Dear guests, dear students, dear colleagues,
It is a great pleasure for me to open the Annual Conference on Human Rights which RGSL organizes in cooperation with the Latvian Ministry of Foreign affairs. The conference this year takes place in a very peculiar and difficult moment for all of us as the pandemics has affected all contries in Europe and beyond them. The unusual online modalities adopted for the conference however, will not lessen the interest that it triggers, nor be an obstacle to the exchenge of ideas today. Similarly, the Covid-19 crisis has not prevented RGSL from discharging its educational duties in this challenging time and we are running our activities, where human rights play a central role, with enthusiasm and dedication to our students.
As you know, to organize an annuall conference on human rights is a a consolidated tradition for RGSL, which confirms the important role it plays in bolstering the culture of fundamental rights and freedom in the Baltic region and beyond.
This is also a special moment because recently the 70th anniversary of the signing of the European Convention on Human Rights on 4 November 1950 was celebrated and this is the right moment to take stock of the achievements of and of the outstanding challenges for the European Court of Human Rights. This is what will be discussed today during the conference with the contribution of several outstanding speakers, including RGSL academics, represetatives of the Latvian Ministry of Foreign affairs and the President of the Latvian Constitutional Court.
Since several years the RGSL annual conference on human rights raises awareness in the Latvian audience on recent case law of the European Court of Human Rights with particular, but not exclusively, focus on Latvia. Today the speakers will provide the audience with a comprehensive overview regarding the most significant developments in the field of human rights protection at national, European and international levels stressing their relevance to Latvia.
The specific focus of the conference this year is on the judicial dialogue on human rights between different courts at both international and national level. This judicial dialogue is of utmost importance in a moment when the rule of law and fundamental freedoms are under attack in Europe and elsewhere and the pandemics implies restriction of human rights which need to me constantly monitored.

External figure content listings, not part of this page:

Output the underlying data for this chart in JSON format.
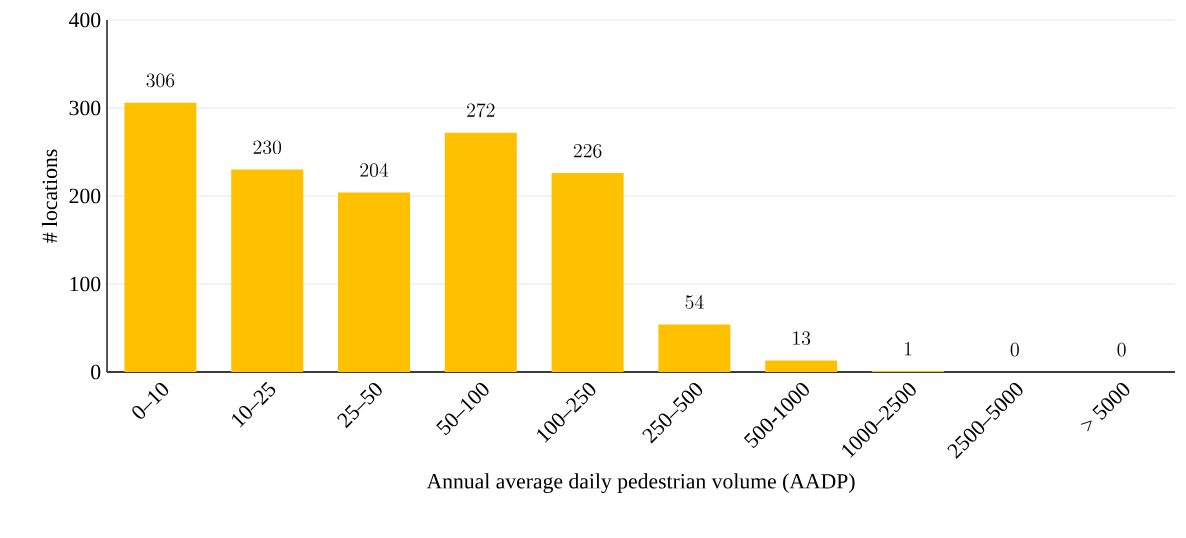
{
  "chart_data": {
    "type": "bar",
    "xlabel": "Annual average daily pedestrian volume (AADP)",
    "ylabel": "# locations",
    "categories": [
      "0–10",
      "10–25",
      "25–50",
      "50–100",
      "100–250",
      "250–500",
      "500-1000",
      "1000–2500",
      "2500–5000",
      "> 5000"
    ],
    "values": [
      306,
      230,
      204,
      272,
      226,
      54,
      13,
      1,
      0,
      0
    ],
    "color": "#ffc000",
    "ylim": [
      0,
      400
    ],
    "yticks": [
      0,
      100,
      200,
      300,
      400
    ],
    "grid": "y",
    "data_labels": true
  }
}
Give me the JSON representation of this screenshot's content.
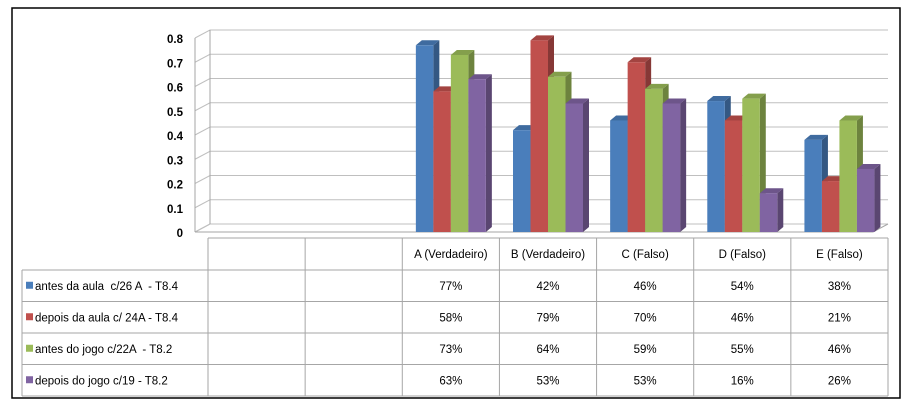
{
  "chart_data": {
    "type": "bar",
    "categories": [
      null,
      null,
      "A (Verdadeiro)",
      "B (Verdadeiro)",
      "C (Falso)",
      "D (Falso)",
      "E (Falso)"
    ],
    "series": [
      {
        "name": "antes da aula  c/26 A  - T8.4",
        "color": "#4a7ebb",
        "values": [
          null,
          null,
          0.77,
          0.42,
          0.46,
          0.54,
          0.38
        ],
        "value_labels": [
          null,
          null,
          "77%",
          "42%",
          "46%",
          "54%",
          "38%"
        ]
      },
      {
        "name": "depois da aula c/ 24A - T8.4",
        "color": "#c0504d",
        "values": [
          null,
          null,
          0.58,
          0.79,
          0.7,
          0.46,
          0.21
        ],
        "value_labels": [
          null,
          null,
          "58%",
          "79%",
          "70%",
          "46%",
          "21%"
        ]
      },
      {
        "name": "antes do jogo c/22A  - T8.2",
        "color": "#9bbb59",
        "values": [
          null,
          null,
          0.73,
          0.64,
          0.59,
          0.55,
          0.46
        ],
        "value_labels": [
          null,
          null,
          "73%",
          "64%",
          "59%",
          "55%",
          "46%"
        ]
      },
      {
        "name": "depois do jogo c/19 - T8.2",
        "color": "#8064a2",
        "values": [
          null,
          null,
          0.63,
          0.53,
          0.53,
          0.16,
          0.26
        ],
        "value_labels": [
          null,
          null,
          "63%",
          "53%",
          "53%",
          "16%",
          "26%"
        ]
      }
    ],
    "ylim": [
      0,
      0.8
    ],
    "yticks": [
      0,
      0.1,
      0.2,
      0.3,
      0.4,
      0.5,
      0.6,
      0.7,
      0.8
    ],
    "grid": true,
    "data_table": true
  }
}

The Israeli intellectual Yuval Noha Harari, in a famous article published in the Financial Times in March 2020 entitled ‘The World after Coronavirus’, provides a fascinating analysis of the challenges that the pandemic is positing globally for humankind. He argues, among other things, that we are probably facing the most significant crisis of our generation. The impact on human rights of such a crisis, and of the measures adopted by national and international stakeholders to face it, are currently in the spotlight of legal scholars, policy makers, journalists, think-tanks and NGOs. The long-term consequences, however, remain uncertain and under-researched. They will affect not only our health systems, but also the way we move, work, study, socialize and the enjoyment of human rights such as the freedom of movement, assembly and privacy, as well as economic, social and cultural rights. While states during the COVID-19 pandemic have a duty to adopt positive measures to guarantee the right to life and the right to health, which can also imply the adoption of extraordinary measures, they must also respect, protect and fulfil the entire gamut of human rights. The latter are in fact non-divisible and mutually reinforcing. Equally important is that processes of democratic accountability are not suspended due to the COVID19 emergency.
In this context, it is important that the European Court of Human Rights, in a constant dialogue with other courts, plays its role to safeguard fundamental rights and freedoms emerging as ‘the conscience of Europe’ and demonstrates that the European Convention on Human Rights is a living instrument 70 years after its adoption.
In parallel, RGSL will keep doing its job in the field of human rights and it will do it in its elective field of excellence: through education, shaping new generations of human rights experts who will contribute to the work of courts, tribunals, NGOs and academic centres. The guardians of the Convention in fact are not only needed in Strasburg, but also here, among us, in all democratic societies.